Biography
Indian botanist at Calcutta University. Shankar Agharkar founded the Maharashtra Association for the Cultivation of Science and was a leading light in Indian botany in the mid 20th century. He was born in Malvin in the Ratnagiri district of Bombay and studied botany and zoology at undergraduate level, going on to gain his master's degree in natural science in 1908. In 1910 he was appointed lecturer and head of the biology department of Elphinstone College, Bombay, where he remained for two years. During this time he collected plants and animals in the Kayana and Venya valleys, and from the Dhom area. Here he found a new freshwater medusa and a new centipede, which was named Cryptorrhyptos agharkari Gravely in his honour.
In 1913 Agharkar moved to Calcutta to work in the Indian Museum. It was not long, however, before he was chosen to fill the position of Ghosh Professor of Botany at Calcutta University. Before joining the university he was sent to Berlin to study for his PhD with Adolf Engler. Agharkar arrived in Berlin in May 1914, but it was an unfortunate time to be in Germany, for the First World War broke out in August and along with many other Indian students, Agharkar was interned as a civilian prisoner. Only when he was released under supervision in late 1917 was he able to resume his studies and finally able to work with eminent botanists such as Ludwig Diels, R.K.F. Pilger and Engler.

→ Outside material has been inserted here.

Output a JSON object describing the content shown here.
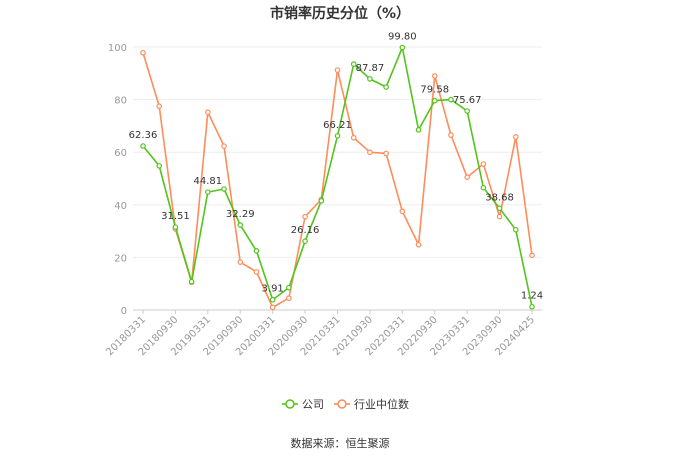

Agharkar was awarded his doctorate in 1919 and left Germany in December that year. Before returning to India he spent six months touring other herbaria in Europe, working for some time at Kew, for example, and collecting plants which formed the nucleus of the herbarium at the Calcutta University. He also collected plants in Nepal in 1921 and 1923.
Agharkar spent the next 26 years at Calcutta, after his retirement settling in Poona (Pune). Here he organised the Maharashtra Association for the Cultivation of Science, of which he was Hon. Director until his death. His obituary in Taxon (1962) describes him as an excellent morphologist, a thorough systematist and a keen plant geographer. He fought against a proposal to transfer valuable herbarium specimens from Calcutta to Kew and through his efforts Indian botanists were sent to Kew to work on Indian material already there.
On his 75th birthday he was honoured with a special volume of the Bulletin of the Botanical Society of Bengal. He served variously as Hon. Secretary of the Indian Science Congress (1924-1935), President of the Indian Botanical Society (1934), Secretary, Indian Society of Soil Science (1935-1940), Secretary, Biological Section, Royal Asiatic Society (1943-1946), Vice-President, Royal Asiatic Society (1945-1946) and Vice-President of the National Institute of Sciences of India (1945-1946 and 1956-1957). He died suddenly in September 1960, at which time he was working on the origin of the flora of Bengal. The Maharashtra Association for the Cultivation of Science Research Institute was renamed in 1992 as the Agharkar Research Institute (ARI) in honour and memory of its founder director.
Sources:
Anon., 1946, Nature, 158: 125
B. C. Kundu, 1962, "Professor Shankar Purusottam Agharkar, 1884-1960", Taxon, 11(7): 209-211.